You are viewing a plain text version of this content. The canonical link for it is here.
Posted to issues@ozone.apache.org by "Ethan Rose (Jira)" <ji...@apache.org> on 2021/10/20 20:38:10 UTC

[jira] [Updated] (HDDS-3552) OzoneFS is slow compared to HDFS using Spark job

     [ https://issues.apache.org/jira/browse/HDDS-3552?page=com.atlassian.jira.plugin.system.issuetabpanels:all-tabpanel ]

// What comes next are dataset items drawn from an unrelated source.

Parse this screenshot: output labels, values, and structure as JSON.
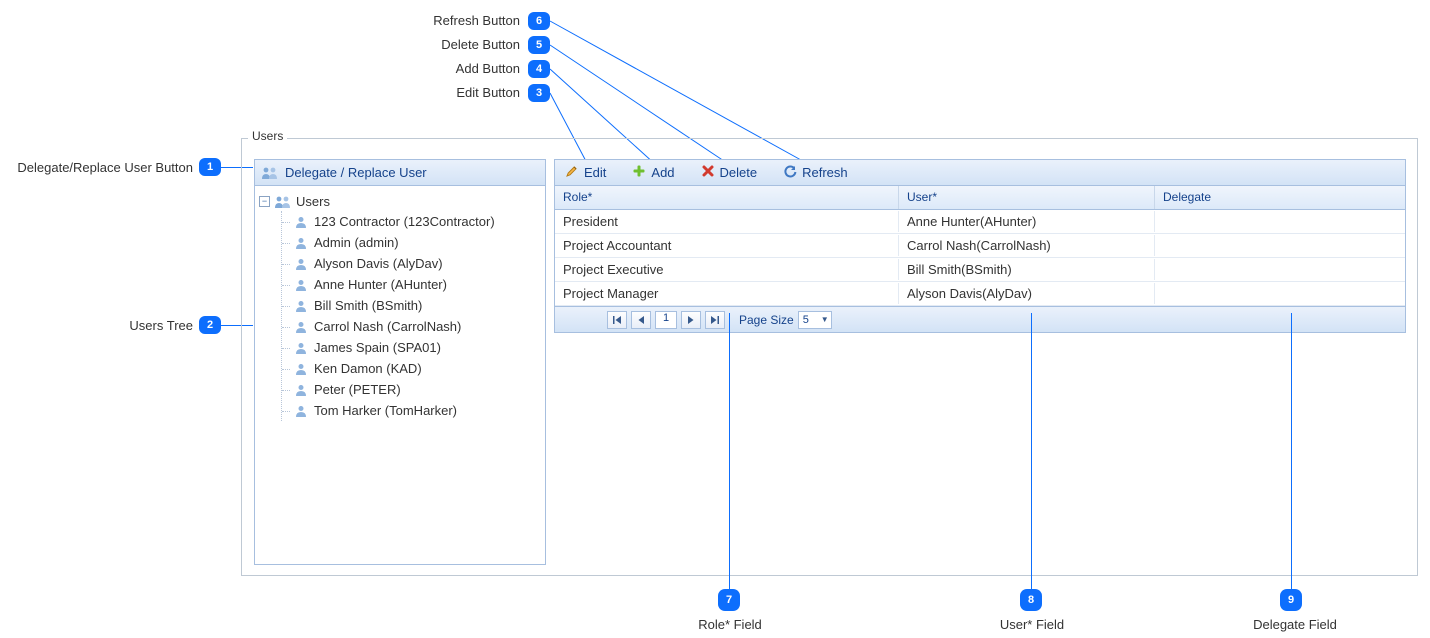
{
  "callouts": {
    "top": [
      {
        "n": "6",
        "label": "Refresh Button"
      },
      {
        "n": "5",
        "label": "Delete Button"
      },
      {
        "n": "4",
        "label": "Add Button"
      },
      {
        "n": "3",
        "label": "Edit Button"
      }
    ],
    "left": [
      {
        "n": "1",
        "label": "Delegate/Replace User Button"
      },
      {
        "n": "2",
        "label": "Users Tree"
      }
    ],
    "bottom": [
      {
        "n": "7",
        "label": "Role* Field"
      },
      {
        "n": "8",
        "label": "User* Field"
      },
      {
        "n": "9",
        "label": "Delegate Field"
      }
    ]
  },
  "fieldset_title": "Users",
  "tree": {
    "toolbar_label": "Delegate / Replace User",
    "root_label": "Users",
    "items": [
      "123 Contractor (123Contractor)",
      "Admin (admin)",
      "Alyson Davis (AlyDav)",
      "Anne Hunter (AHunter)",
      "Bill Smith (BSmith)",
      "Carrol Nash (CarrolNash)",
      "James Spain (SPA01)",
      "Ken Damon (KAD)",
      "Peter (PETER)",
      "Tom Harker (TomHarker)"
    ]
  },
  "toolbar": {
    "edit": "Edit",
    "add": "Add",
    "delete": "Delete",
    "refresh": "Refresh"
  },
  "grid": {
    "headers": {
      "role": "Role*",
      "user": "User*",
      "delegate": "Delegate"
    },
    "rows": [
      {
        "role": "President",
        "user": "Anne Hunter(AHunter)",
        "delegate": ""
      },
      {
        "role": "Project Accountant",
        "user": "Carrol Nash(CarrolNash)",
        "delegate": ""
      },
      {
        "role": "Project Executive",
        "user": "Bill Smith(BSmith)",
        "delegate": ""
      },
      {
        "role": "Project Manager",
        "user": "Alyson Davis(AlyDav)",
        "delegate": ""
      }
    ]
  },
  "pager": {
    "page": "1",
    "page_size_label": "Page Size",
    "page_size": "5"
  }
}
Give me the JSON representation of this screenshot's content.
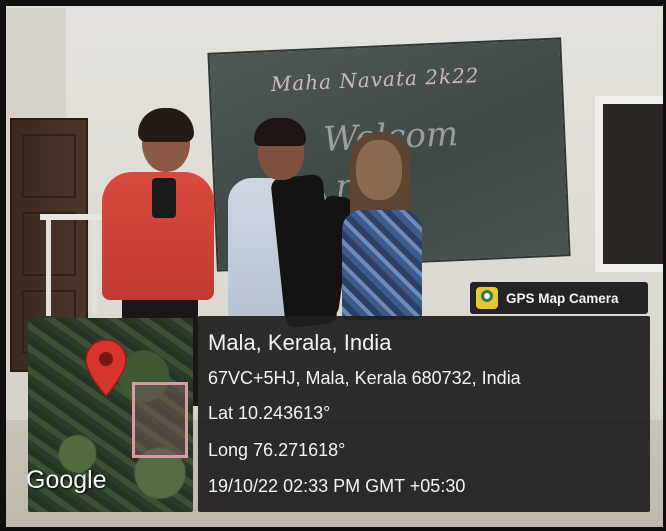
{
  "scene": {
    "board_text": "Maha Navata 2k22",
    "board_scrawl_1": "Welcom",
    "board_scrawl_2": "rush"
  },
  "badge": {
    "icon": "gps-map-camera-icon",
    "label": "GPS Map Camera"
  },
  "map": {
    "logo": "Google",
    "pin_icon": "map-pin-icon",
    "pin_color": "#d6342c"
  },
  "location": {
    "title": "Mala, Kerala, India",
    "address": "67VC+5HJ, Mala, Kerala 680732, India",
    "latitude": "Lat 10.243613°",
    "longitude": "Long 76.271618°",
    "timestamp": "19/10/22 02:33 PM GMT +05:30"
  }
}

Ethan Rose updated HDDS-3552:
-----------------------------
    Target Version/s: 1.3.0  (was: 1.2.0)

I am managing the 1.2.0 release and we currently have more than 600 issues targeted for 1.2.0. I am moving the target field to 1.3.0.

If you are actively working on this jira and believe this should be targeted for the 1.2.0 release, Please reach out to me via Apache email or Slack.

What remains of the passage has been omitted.